Kevin Maxwell is the new CEO of Prince George’s County Public Schools, County Executive Rushern Baker officially announced Friday afternoon. Baker released the news last Thursday on his Facebook page.
“Welcome home,” Board of Education Chair Dr. Segun Eubanks said.
Photo by Kayla Faria. County Executive Rushern Baker announces Kevin Maxwell as CEO of Prince George's County Public Schools on Friday. “He is truly one of our shining sons in Prince George’s County,” Baker said.
“Welcome back (to) one of our best that was taken from us,” Baker said of the longtime Prince George’s County resident. “We’re taking him back!”
Maxwell student-taught at High Point High School, worked as a vice principal at Central High School and served as principal at Buck Lodge Middle School and then Northwestern High School before taking another principal job in Montgomery County where he was soon promoted to the community superintendent position.
He was appointed to superintendent of Anne Arundel County Public Schools in 2006 after an estimated six year stint in Montgomery County.
Despite the career trajectory, Maxwell has continued living in Prince George’s County.
“I never left here because it’s my home,” he said.
A product of Prince George’s County schools, Maxwell graduated from Kent Junior High School, Bladensburg High School and the University of Maryland, College Park. His son Kris and daughter Hannah graduated from Bowie High School.
“This is a homecoming for him,” Baker said of the “teacher’s principal” and “innovator.”
“He is truly one of our shining sons in Prince George’s County,” Baker added. “He gets it.”
For Buck Lodge principal James Richardson, this connection is important because it “shows something” about Maxwell’s capacity to understand the “dynamics” and “challenges” in the county’s schools.
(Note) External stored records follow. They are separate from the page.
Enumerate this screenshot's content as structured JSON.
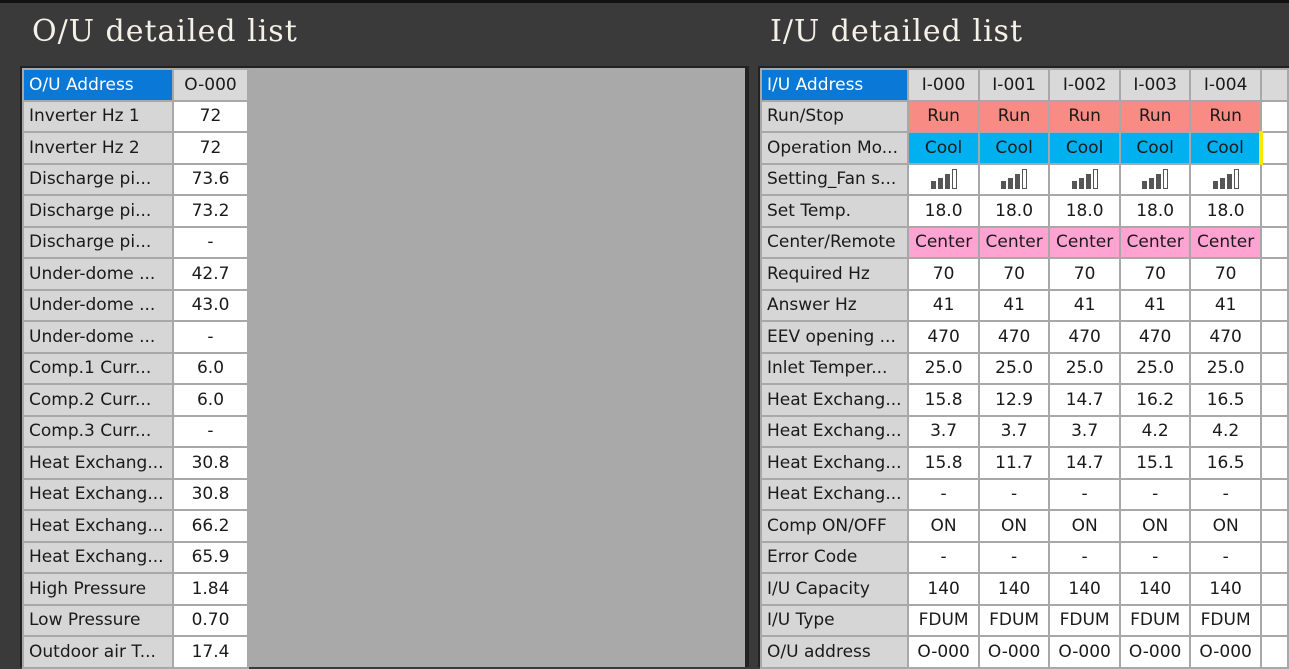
{
  "ou": {
    "title": "O/U detailed list",
    "header": {
      "label": "O/U Address",
      "value": "O-000"
    },
    "rows": [
      {
        "label": "Inverter Hz 1",
        "value": "72"
      },
      {
        "label": "Inverter Hz 2",
        "value": "72"
      },
      {
        "label": "Discharge pi...",
        "value": "73.6"
      },
      {
        "label": "Discharge pi...",
        "value": "73.2"
      },
      {
        "label": "Discharge pi...",
        "value": "-"
      },
      {
        "label": "Under-dome ...",
        "value": "42.7"
      },
      {
        "label": "Under-dome ...",
        "value": "43.0"
      },
      {
        "label": "Under-dome ...",
        "value": "-"
      },
      {
        "label": "Comp.1 Curr...",
        "value": "6.0"
      },
      {
        "label": "Comp.2 Curr...",
        "value": "6.0"
      },
      {
        "label": "Comp.3 Curr...",
        "value": "-"
      },
      {
        "label": "Heat Exchang...",
        "value": "30.8"
      },
      {
        "label": "Heat Exchang...",
        "value": "30.8"
      },
      {
        "label": "Heat Exchang...",
        "value": "66.2"
      },
      {
        "label": "Heat Exchang...",
        "value": "65.9"
      },
      {
        "label": "High Pressure",
        "value": "1.84"
      },
      {
        "label": "Low Pressure",
        "value": "0.70"
      },
      {
        "label": "Outdoor air T...",
        "value": "17.4"
      }
    ]
  },
  "iu": {
    "title": "I/U detailed list",
    "header": {
      "label": "I/U Address",
      "values": [
        "I-000",
        "I-001",
        "I-002",
        "I-003",
        "I-004"
      ]
    },
    "rows": [
      {
        "label": "Run/Stop",
        "style": "run",
        "values": [
          "Run",
          "Run",
          "Run",
          "Run",
          "Run"
        ]
      },
      {
        "label": "Operation Mo...",
        "style": "cool",
        "values": [
          "Cool",
          "Cool",
          "Cool",
          "Cool",
          "Cool"
        ]
      },
      {
        "label": "Setting_Fan s...",
        "style": "fan",
        "fan_level": "3/4",
        "values": [
          "",
          "",
          "",
          "",
          ""
        ]
      },
      {
        "label": "Set Temp.",
        "values": [
          "18.0",
          "18.0",
          "18.0",
          "18.0",
          "18.0"
        ]
      },
      {
        "label": "Center/Remote",
        "style": "center",
        "values": [
          "Center",
          "Center",
          "Center",
          "Center",
          "Center"
        ]
      },
      {
        "label": "Required Hz",
        "values": [
          "70",
          "70",
          "70",
          "70",
          "70"
        ]
      },
      {
        "label": "Answer Hz",
        "values": [
          "41",
          "41",
          "41",
          "41",
          "41"
        ]
      },
      {
        "label": "EEV opening ...",
        "values": [
          "470",
          "470",
          "470",
          "470",
          "470"
        ]
      },
      {
        "label": "Inlet Temper...",
        "values": [
          "25.0",
          "25.0",
          "25.0",
          "25.0",
          "25.0"
        ]
      },
      {
        "label": "Heat Exchang...",
        "values": [
          "15.8",
          "12.9",
          "14.7",
          "16.2",
          "16.5"
        ]
      },
      {
        "label": "Heat Exchang...",
        "values": [
          "3.7",
          "3.7",
          "3.7",
          "4.2",
          "4.2"
        ]
      },
      {
        "label": "Heat Exchang...",
        "values": [
          "15.8",
          "11.7",
          "14.7",
          "15.1",
          "16.5"
        ]
      },
      {
        "label": "Heat Exchang...",
        "values": [
          "-",
          "-",
          "-",
          "-",
          "-"
        ]
      },
      {
        "label": "Comp ON/OFF",
        "values": [
          "ON",
          "ON",
          "ON",
          "ON",
          "ON"
        ]
      },
      {
        "label": "Error Code",
        "values": [
          "-",
          "-",
          "-",
          "-",
          "-"
        ]
      },
      {
        "label": "I/U Capacity",
        "values": [
          "140",
          "140",
          "140",
          "140",
          "140"
        ]
      },
      {
        "label": "I/U Type",
        "values": [
          "FDUM",
          "FDUM",
          "FDUM",
          "FDUM",
          "FDUM"
        ]
      },
      {
        "label": "O/U address",
        "values": [
          "O-000",
          "O-000",
          "O-000",
          "O-000",
          "O-000"
        ]
      }
    ]
  },
  "colors": {
    "header_blue": "#0a78d6",
    "run": "#f88b84",
    "cool": "#00b0ef",
    "center": "#ffa3d2"
  }
}
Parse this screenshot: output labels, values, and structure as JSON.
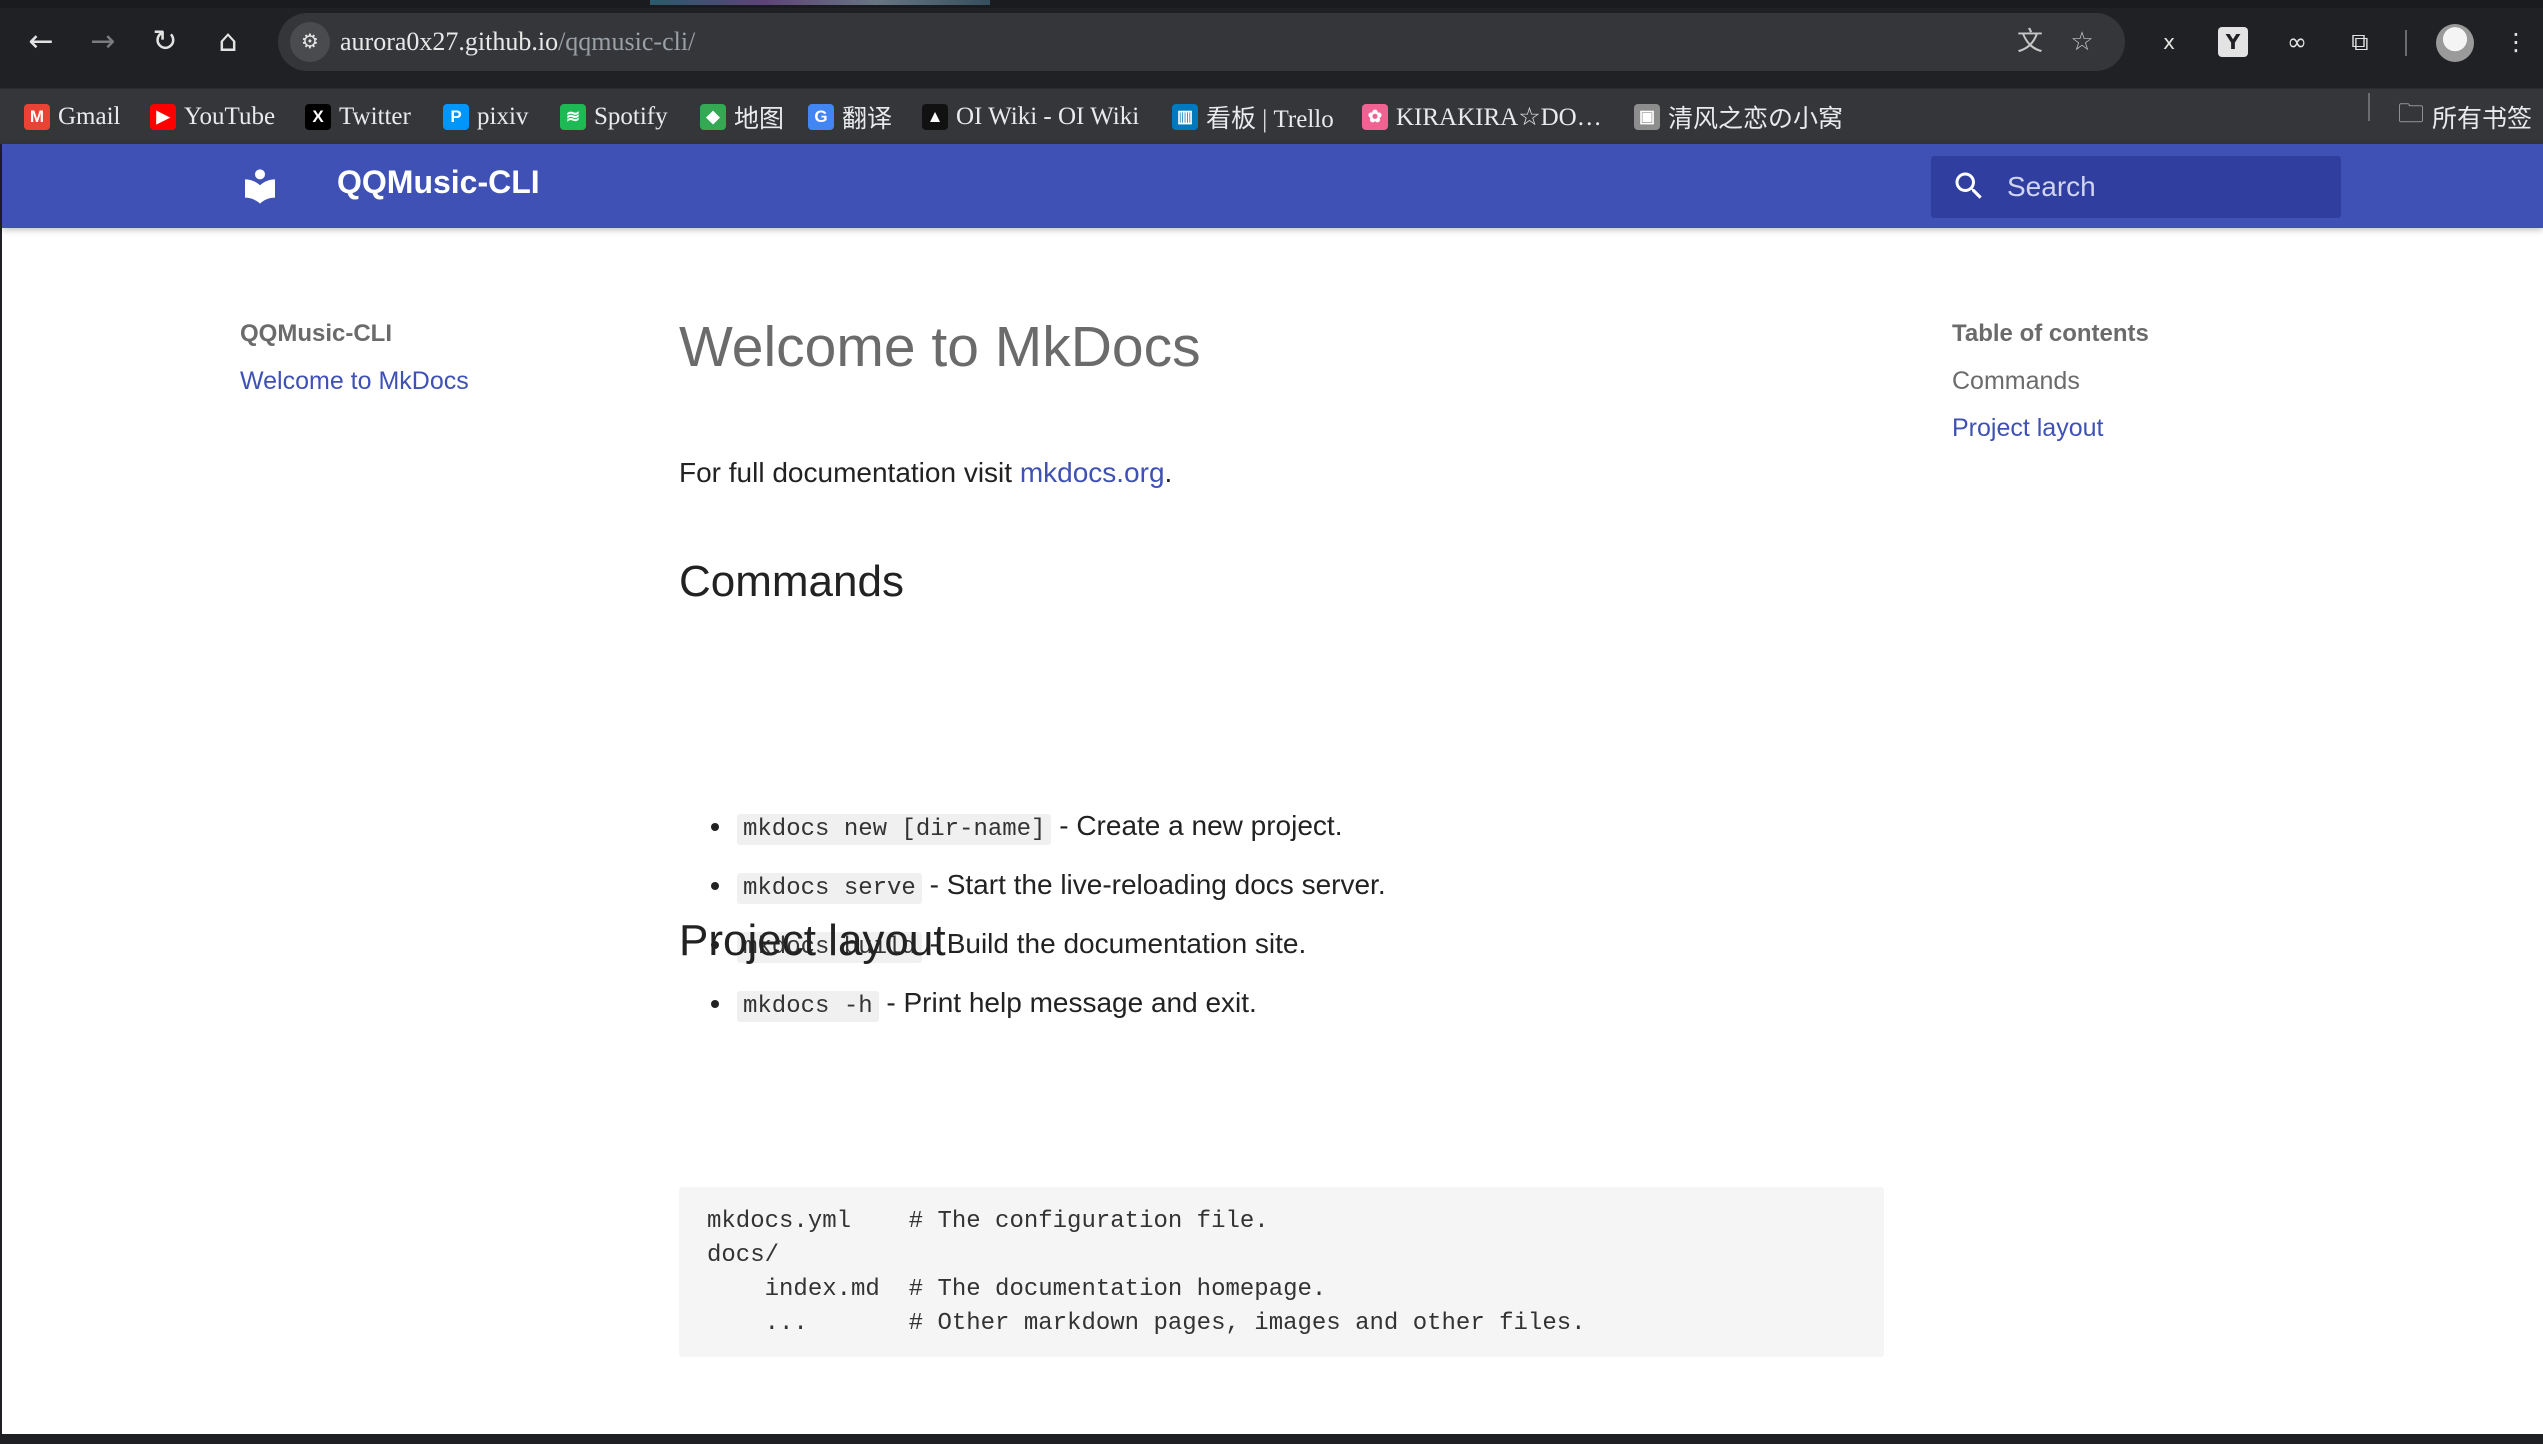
{
  "browser": {
    "url_host": "aurora0x27.github.io",
    "url_path": "/qqmusic-cli/",
    "bookmarks": [
      {
        "label": "Gmail",
        "icon": "gmail-icon",
        "icon_text": "M",
        "color": "#ea4335"
      },
      {
        "label": "YouTube",
        "icon": "youtube-icon",
        "icon_text": "▶",
        "color": "#ff0000"
      },
      {
        "label": "Twitter",
        "icon": "x-icon",
        "icon_text": "X",
        "color": "#000000"
      },
      {
        "label": "pixiv",
        "icon": "pixiv-icon",
        "icon_text": "P",
        "color": "#0096fa"
      },
      {
        "label": "Spotify",
        "icon": "spotify-icon",
        "icon_text": "≋",
        "color": "#1db954"
      },
      {
        "label": "地图",
        "icon": "maps-icon",
        "icon_text": "◆",
        "color": "#34a853"
      },
      {
        "label": "翻译",
        "icon": "translate-icon",
        "icon_text": "G",
        "color": "#4285f4"
      },
      {
        "label": "OI Wiki - OI Wiki",
        "icon": "graduation-cap-icon",
        "icon_text": "▲",
        "color": "#111111"
      },
      {
        "label": "看板 | Trello",
        "icon": "trello-icon",
        "icon_text": "▥",
        "color": "#0079bf"
      },
      {
        "label": "KIRAKIRA☆DO…",
        "icon": "flower-icon",
        "icon_text": "✿",
        "color": "#f06292"
      },
      {
        "label": "清风之恋の小窝",
        "icon": "site-thumbnail-icon",
        "icon_text": "▣",
        "color": "#8d8d8d"
      }
    ],
    "all_bookmarks_label": "所有书签"
  },
  "site": {
    "title": "QQMusic-CLI",
    "search_placeholder": "Search",
    "accent": "#3f51b5"
  },
  "nav": {
    "title": "QQMusic-CLI",
    "items": [
      "Welcome to MkDocs"
    ]
  },
  "toc": {
    "title": "Table of contents",
    "items": [
      "Commands",
      "Project layout"
    ]
  },
  "content": {
    "h1": "Welcome to MkDocs",
    "intro_text": "For full documentation visit ",
    "intro_link": "mkdocs.org",
    "intro_end": ".",
    "commands_heading": "Commands",
    "commands": [
      {
        "code": "mkdocs new [dir-name]",
        "desc": " - Create a new project."
      },
      {
        "code": "mkdocs serve",
        "desc": " - Start the live-reloading docs server."
      },
      {
        "code": "mkdocs build",
        "desc": " - Build the documentation site."
      },
      {
        "code": "mkdocs -h",
        "desc": " - Print help message and exit."
      }
    ],
    "layout_heading": "Project layout",
    "layout_code": "mkdocs.yml    # The configuration file.\ndocs/\n    index.md  # The documentation homepage.\n    ...       # Other markdown pages, images and other files."
  }
}
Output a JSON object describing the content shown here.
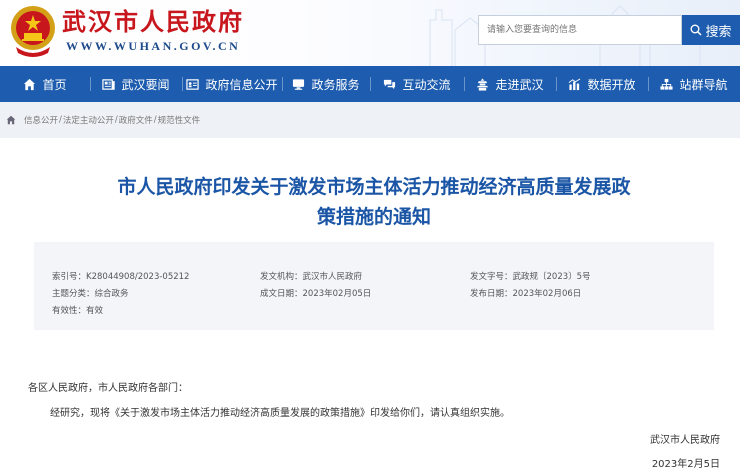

“There’s a vested interest in the community, not someone that’s just coming into town to build their resume,” Richardson said. “I’m excited about that.”
Maxwell has spent 22 years as a teacher, principal and administrator in the county’s school system, according to Prince George’s County government website.
About 25 percent of the county’s residents said a “connection to Prince George’s County” should be valued most in the candidate search, according to a survey conducted during the June 10 conference call hosted by CEO Search Committee Chair Charlene Dukes. It ranked higher than “test scores indicating student performance” and “longevity in last job.”
Maxwell emphasized a revolving door of school leaders’ stops here.
“I look forward to spending the rest of my life here at home,” he said.
“I’m here for the long haul,” Maxwell said in an interview. “I certainly expect to have a formal contract renewed in four years, and I expect to be here for a good while.”
Lt. Gov. Anthony Brown called Maxwell the “No. 1 draft choice,” a “marquee player” and “the right choice at the right time” to lead the school system.
But reforming the nation’s 20th largest school system will take a team effort, elected officials said.
“We can’t just load it on one person’s shoulders and say ‘make it happen,’” state Sen. Douglas J.J. Peters said.
Maxwell reiterated the sentiment.
“I absolutely can’t do this by myself. I need every one of you,” he said.
The new CEO is facing a school system that ranks among the state’s worst in student achievement.
“I’m a very competitive person, and I’m happy to compete with every other education entity in this district, in this state,” Maxwell said. “I don’t like to lose.”
“The achievement has got to improve,” he said. “There’s plenty of room for growth.”
While Maxwell said the challenges are “not insurmountable,” he warned that the transition from the Maryland School Assessment to the Maryland Common Core Curriculum Frameworks might result in a “dip in test scores across the state” as teaching curriculums are adjusted.
The curriculum is not the only change in the county’s schools. Maxwell is only the most recent addition to the county’s public schools’ representatives.
Former University of the District of Columbia Vice President Dr. Beverly Anderson, of Fort Washington; Widmeyer Communications Executive Vice President Dr. Daniel Kaufman, of Bowie, and Parent-Teacher Association member Curtis Valentine, of Fort Washington, were appointed to the county’s Board of Education on June 18.
The superintendent position became restructured as Chief Executive Officer after the education reform legislation HB1107 went into effect June 1.
Maxwell will be the county’s first education CEO, but he won’t be far removed from the schools he represents.
The former Principal of the Year and Fulbright Scholar committed Friday to visiting every school in the county during his first term as CEO.
When asked if his standards or expectations were too high, Maxwell didn’t hesitate.
“I would rather set the bar high and fall short (than) undersell what the opportunities are,” he said.